Automatic, allocation-aware concurrency

The staging step (running your fn once per tile to a temp store) and the merge step are sized automatically:

GPU (use_gpu=True) → one tile at a time, so concurrent evaluations can never exhaust VRAM.
CPU → as many tiles in flight as fit 80 % of available RAM (estimated from the tile size), and always leaving one core free so the machine stays responsive — it never pins every core.

"Available" means available to this process, not to the machine. On a shared cluster node those differ wildly — a 32-core, 128 GB job on a 128-core, 512 GB node would otherwise size itself for the whole box and get OOM-killed while its own accounting said it had room. patchworks takes the smallest of SLURM_MEM_PER_NODE, SLURM_MEM_PER_CPU × cpus, the cgroup limit (the one that actually triggers the kill) and psutil's free RAM, and reads the core count from SLURM_CPUS_PER_TASK or the process' CPU affinity mask.

Without any of those signals, a conservative default is used instead of guessing high.

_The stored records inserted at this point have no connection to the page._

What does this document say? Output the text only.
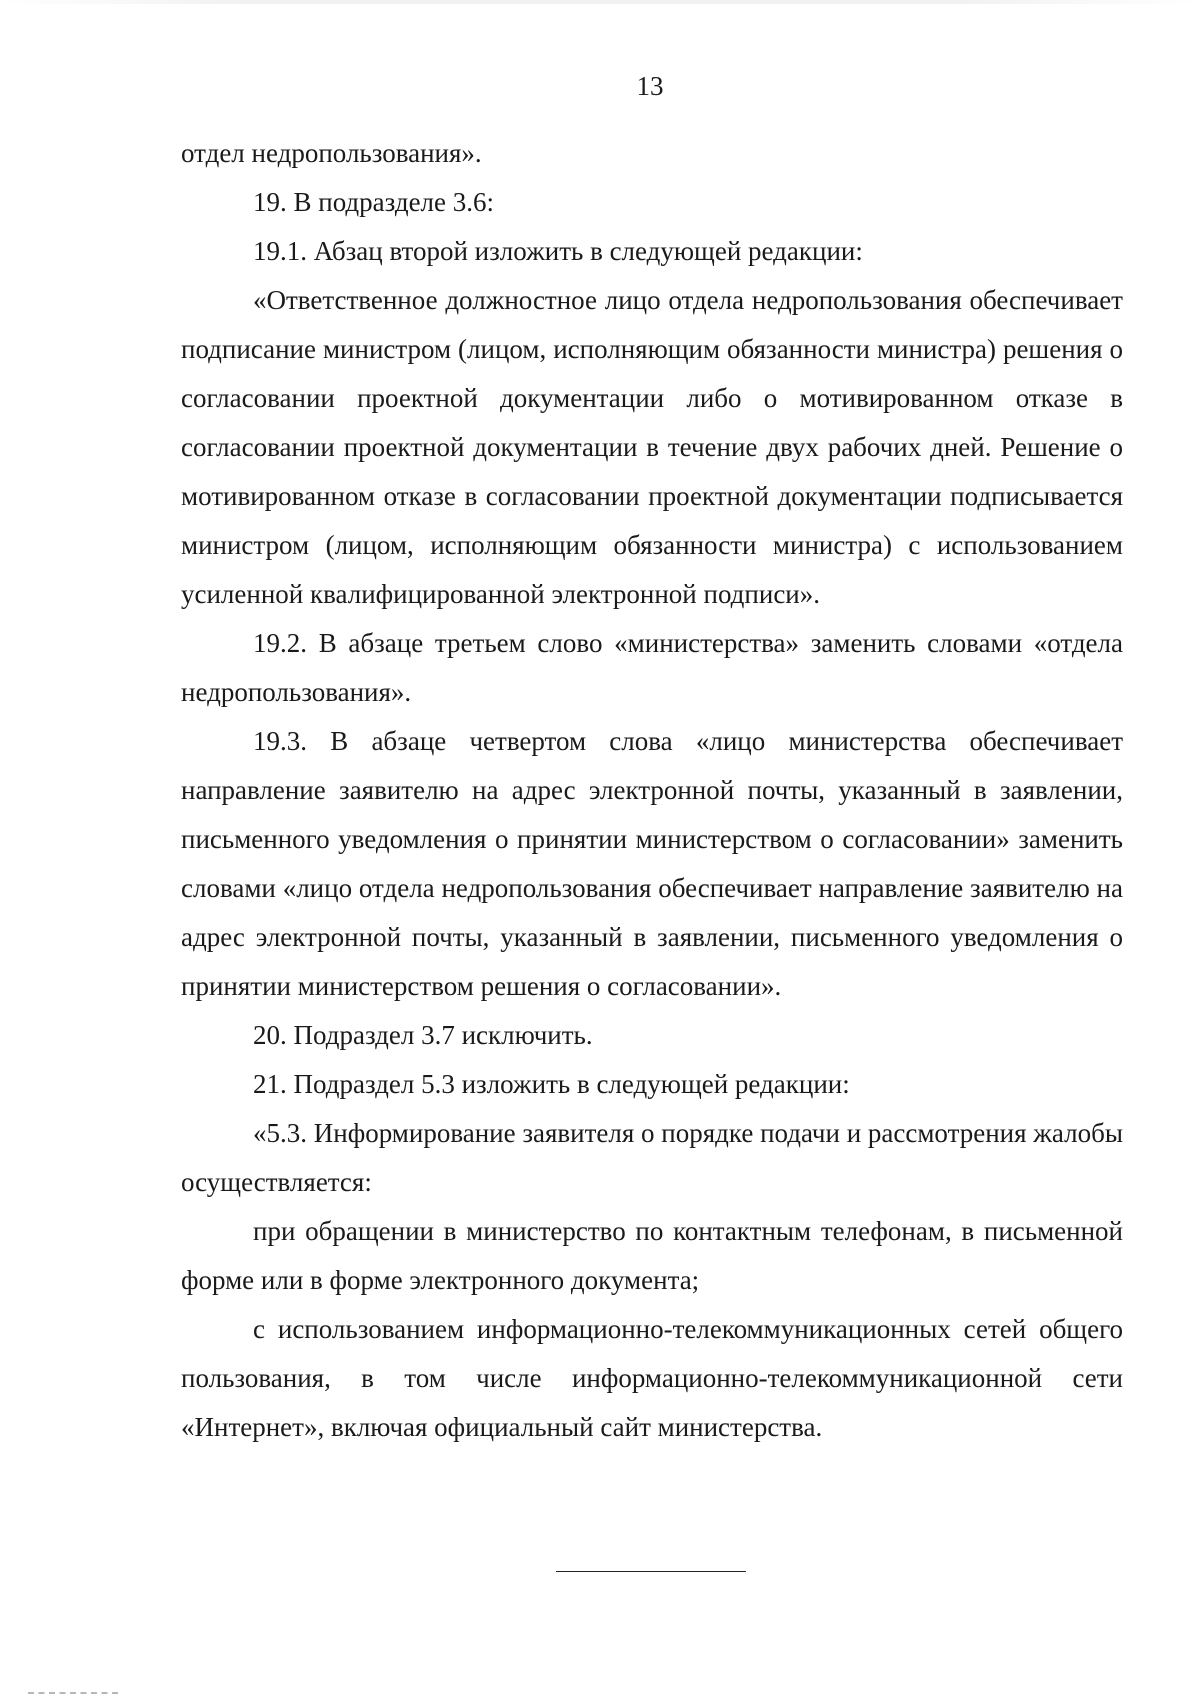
13

отдел недропользования».

19. В подразделе 3.6:

19.1. Абзац второй изложить в следующей редакции:

«Ответственное должностное лицо отдела недропользования обеспечивает подписание министром (лицом, исполняющим обязанности министра) решения о согласовании проектной документации либо о мотивированном отказе в согласовании проектной документации в течение двух рабочих дней. Решение о мотивированном отказе в согласовании проектной документации подписывается министром (лицом, исполняющим обязанности министра) с использованием усиленной квалифицированной электронной подписи».

19.2. В абзаце третьем слово «министерства» заменить словами «отдела недропользования».

19.3. В абзаце четвертом слова «лицо министерства обеспечивает направление заявителю на адрес электронной почты, указанный в заявлении, письменного уведомления о принятии министерством о согласовании» заменить словами «лицо отдела недропользования обеспечивает направление заявителю на адрес электронной почты, указанный в заявлении, письменного уведомления о принятии министерством решения о согласовании».

20. Подраздел 3.7 исключить.

21. Подраздел 5.3 изложить в следующей редакции:

«5.3. Информирование заявителя о порядке подачи и рассмотрения жалобы осуществляется:

при обращении в министерство по контактным телефонам, в письменной форме или в форме электронного документа;

с использованием информационно-телекоммуникационных сетей общего пользования, в том числе информационно-телекоммуникационной сети «Интернет», включая официальный сайт министерства.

Live progress dashboard (GPU runs)

A single-GPU run still gets a Dask dashboard: patchworks spins up a tiny 1-worker / 1-thread in-process cluster, which keeps GPU evaluations serial (no VRAM contention) while exposing the dashboard so you can watch tiles stream through. The URL is logged at the start of staging:

INFO:patchworks._core:Dask dashboard for this run: http://127.0.0.1:8787/status

This needs distributed (and bokeh for the UI) installed; if they are missing, patchworks logs a warning and falls back to the threaded scheduler (no dashboard, same result). A cluster you start yourself (make_local_cluster) is used as-is instead.

Overriding the worker count

from patchworks import tile_process

# let patchworks pick (recommended)
tile_process("scan.zarr", fn)

# or cap it yourself (staging threads + merge processes)
tile_process("scan.zarr", fn, max_workers=8)

max_workers bounds both staging and merging. A running distributed client manages its own concurrency, so the override is skipped there — configure the cluster's memory limits instead.

Why it won't OOM or freeze

Resource	Guard
RAM	concurrent tiles × tile size × overhead ≤ 80 % of available RAM
VRAM	GPU path runs one tile at a time
CPU	always leaves at least one core free
Disk I/O	each pyramid/stage level is streamed chunk-by-chunk; no whole volume in memory

The staging graph itself is kept small — a single fused map_overlap (halo → fn → trim) rather than three separate passes — and there is no extra read-back of the staged data.

Getting more speed

tile_shape="auto" sizes tiles to free RAM (or VRAM with use_gpu=True).
skip_empty=True with estimate_empty_tiles() skips background tiles. That preview samples a centred window, so use build_occupancy_map() + tile_occupancy() when the result becomes an authoritative skip list — they are exact, and it is what the Snakemake workflow uses.
A Dask distributed cluster (make_local_cluster) parallelises across workers/GPUs; patchworks then defers concurrency to the cluster.

What doesn't help here

The merge and relabel steps are already vectorised NumPy + SciPy (C-level) with no per-voxel Python loop, and the pipeline is I/O-bound — so numba, cupy, arrow and xarray bring essentially nothing. The real levers are tile size, concurrency (above) and zarr chunking.